From a sequencing standpoint, Duress seems to play its hand almost too soon with its level of energy, and by the end—and this is perhaps intentional by the band—the pacing slows with its final two tracks, one of which is aptly named “Slow Chamber,” the song that manages to sound like 2009 never ended, with its effected but moderately playful guitar work, and chintzy sounding drum machine keeping time. There’s a slow simmering haze that covers both it, as well as Duress’ final piece, “Syndrome,” which in an interview regarding the record, Ashworth describes audaciously as ‘J. Dilla meets My Bloody Valentine,’ a collision of sorts that I can kind of see, but also like the earlier mentioned Elliott Smith and Women comparisons, I can also not see.

“Syndrome” is a dirge to end the album on—the drum machine skittering is very, very slow, and until the layers of guitar cacophony arrive near the final third, it has ness to do with My Bloody Valentine, and more to do with Pitchfork-approved dream pop in the year 2010; however, it, much like the rest of the record, is a dizzying listen.
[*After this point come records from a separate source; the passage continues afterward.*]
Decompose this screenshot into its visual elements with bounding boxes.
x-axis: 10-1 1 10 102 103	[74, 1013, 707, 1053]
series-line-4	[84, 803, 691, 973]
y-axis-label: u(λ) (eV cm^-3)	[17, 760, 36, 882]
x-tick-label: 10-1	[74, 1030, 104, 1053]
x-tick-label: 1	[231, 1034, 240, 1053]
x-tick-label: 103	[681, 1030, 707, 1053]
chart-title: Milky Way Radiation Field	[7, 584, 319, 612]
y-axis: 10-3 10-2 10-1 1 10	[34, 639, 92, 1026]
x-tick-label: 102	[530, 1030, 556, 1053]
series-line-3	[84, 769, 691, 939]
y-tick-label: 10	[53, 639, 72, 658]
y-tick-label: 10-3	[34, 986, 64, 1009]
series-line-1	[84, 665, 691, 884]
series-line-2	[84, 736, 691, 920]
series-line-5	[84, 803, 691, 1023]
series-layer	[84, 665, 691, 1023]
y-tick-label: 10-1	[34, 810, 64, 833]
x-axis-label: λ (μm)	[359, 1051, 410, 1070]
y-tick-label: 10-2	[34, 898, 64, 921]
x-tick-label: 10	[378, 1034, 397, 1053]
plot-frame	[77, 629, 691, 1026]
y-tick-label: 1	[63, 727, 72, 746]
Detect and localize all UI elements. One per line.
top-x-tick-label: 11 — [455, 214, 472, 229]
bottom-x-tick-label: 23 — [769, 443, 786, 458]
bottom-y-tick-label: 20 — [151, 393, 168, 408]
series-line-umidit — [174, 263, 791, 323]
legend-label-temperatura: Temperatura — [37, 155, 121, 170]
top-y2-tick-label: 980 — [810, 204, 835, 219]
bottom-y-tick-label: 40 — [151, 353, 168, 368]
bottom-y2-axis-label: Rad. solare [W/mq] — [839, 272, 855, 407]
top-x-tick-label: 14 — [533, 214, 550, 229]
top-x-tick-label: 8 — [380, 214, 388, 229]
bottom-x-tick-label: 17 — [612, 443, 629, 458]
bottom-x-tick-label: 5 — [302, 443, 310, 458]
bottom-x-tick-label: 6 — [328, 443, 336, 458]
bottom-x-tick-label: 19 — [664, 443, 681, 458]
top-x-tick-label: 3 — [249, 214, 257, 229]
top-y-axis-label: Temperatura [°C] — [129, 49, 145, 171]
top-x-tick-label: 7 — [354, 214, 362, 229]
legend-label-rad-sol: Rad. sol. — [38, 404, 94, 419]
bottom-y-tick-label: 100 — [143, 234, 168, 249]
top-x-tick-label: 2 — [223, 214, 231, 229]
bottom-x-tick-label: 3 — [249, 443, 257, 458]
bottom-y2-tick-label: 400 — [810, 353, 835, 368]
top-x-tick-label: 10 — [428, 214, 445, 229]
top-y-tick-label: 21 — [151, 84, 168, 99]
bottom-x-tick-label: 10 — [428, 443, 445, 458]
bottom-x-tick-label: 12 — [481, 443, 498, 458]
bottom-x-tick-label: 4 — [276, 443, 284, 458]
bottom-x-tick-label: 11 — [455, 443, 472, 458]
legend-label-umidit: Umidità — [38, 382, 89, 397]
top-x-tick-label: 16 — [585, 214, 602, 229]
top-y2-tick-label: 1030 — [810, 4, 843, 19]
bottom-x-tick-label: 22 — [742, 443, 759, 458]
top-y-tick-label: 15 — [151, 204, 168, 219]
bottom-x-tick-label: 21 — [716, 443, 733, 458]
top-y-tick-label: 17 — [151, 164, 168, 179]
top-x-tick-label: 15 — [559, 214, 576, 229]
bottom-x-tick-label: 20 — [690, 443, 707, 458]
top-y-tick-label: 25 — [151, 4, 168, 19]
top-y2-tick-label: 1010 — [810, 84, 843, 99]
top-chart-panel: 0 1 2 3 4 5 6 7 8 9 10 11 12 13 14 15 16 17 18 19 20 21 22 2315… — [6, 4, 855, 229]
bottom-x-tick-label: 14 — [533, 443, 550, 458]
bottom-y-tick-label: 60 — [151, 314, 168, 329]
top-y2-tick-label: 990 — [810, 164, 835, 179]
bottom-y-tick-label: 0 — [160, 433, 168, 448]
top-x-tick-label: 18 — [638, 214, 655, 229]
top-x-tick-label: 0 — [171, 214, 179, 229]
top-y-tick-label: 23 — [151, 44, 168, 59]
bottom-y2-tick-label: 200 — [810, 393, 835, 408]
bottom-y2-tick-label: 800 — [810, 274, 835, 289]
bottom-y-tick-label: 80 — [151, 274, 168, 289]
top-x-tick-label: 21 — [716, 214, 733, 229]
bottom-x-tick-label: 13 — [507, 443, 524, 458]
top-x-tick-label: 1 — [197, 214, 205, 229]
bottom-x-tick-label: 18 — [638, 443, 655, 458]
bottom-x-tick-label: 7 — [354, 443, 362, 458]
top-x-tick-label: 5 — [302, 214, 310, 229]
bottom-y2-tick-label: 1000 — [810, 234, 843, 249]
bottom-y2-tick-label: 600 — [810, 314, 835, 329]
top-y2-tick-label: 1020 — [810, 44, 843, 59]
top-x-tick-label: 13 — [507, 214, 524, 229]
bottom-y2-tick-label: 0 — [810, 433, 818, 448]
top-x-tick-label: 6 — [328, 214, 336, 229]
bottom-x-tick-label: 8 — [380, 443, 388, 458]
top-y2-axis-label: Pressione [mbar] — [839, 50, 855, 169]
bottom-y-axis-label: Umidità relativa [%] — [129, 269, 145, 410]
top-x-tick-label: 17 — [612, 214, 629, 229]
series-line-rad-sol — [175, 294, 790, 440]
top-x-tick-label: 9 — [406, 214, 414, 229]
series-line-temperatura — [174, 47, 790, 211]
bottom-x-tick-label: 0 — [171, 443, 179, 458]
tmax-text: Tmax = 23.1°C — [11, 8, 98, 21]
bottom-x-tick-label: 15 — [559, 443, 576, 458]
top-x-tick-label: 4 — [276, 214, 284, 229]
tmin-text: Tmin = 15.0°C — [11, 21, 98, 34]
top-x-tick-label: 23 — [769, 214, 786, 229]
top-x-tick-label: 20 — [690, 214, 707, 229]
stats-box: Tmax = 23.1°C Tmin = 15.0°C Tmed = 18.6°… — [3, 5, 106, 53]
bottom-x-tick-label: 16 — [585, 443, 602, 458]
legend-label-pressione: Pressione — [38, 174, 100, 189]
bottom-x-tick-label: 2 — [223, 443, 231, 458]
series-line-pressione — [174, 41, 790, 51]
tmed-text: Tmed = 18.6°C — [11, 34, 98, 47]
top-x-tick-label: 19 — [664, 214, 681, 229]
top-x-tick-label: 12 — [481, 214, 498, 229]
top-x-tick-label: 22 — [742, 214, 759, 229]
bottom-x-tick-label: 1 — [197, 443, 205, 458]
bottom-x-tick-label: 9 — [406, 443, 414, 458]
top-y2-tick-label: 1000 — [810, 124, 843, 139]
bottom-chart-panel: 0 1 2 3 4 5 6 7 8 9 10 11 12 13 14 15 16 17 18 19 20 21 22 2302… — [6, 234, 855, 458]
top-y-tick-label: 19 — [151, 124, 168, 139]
Even if as a band, Froth are hesitant to take themselves very seriously, Duress is a serious listen. With a subtle, snarky sense of humor tucked in between the densely arranged layers, it’s a fascinating spiral of both ‘indie’ and ‘alternative’ rock that, on the other end, comes out sounding both familiar yet innovative in the same breath.

Faded is out now as a digital download only from Tearjerker's Bandcamp site; Duress is available as a LP, CD, or digitally, from Wichita.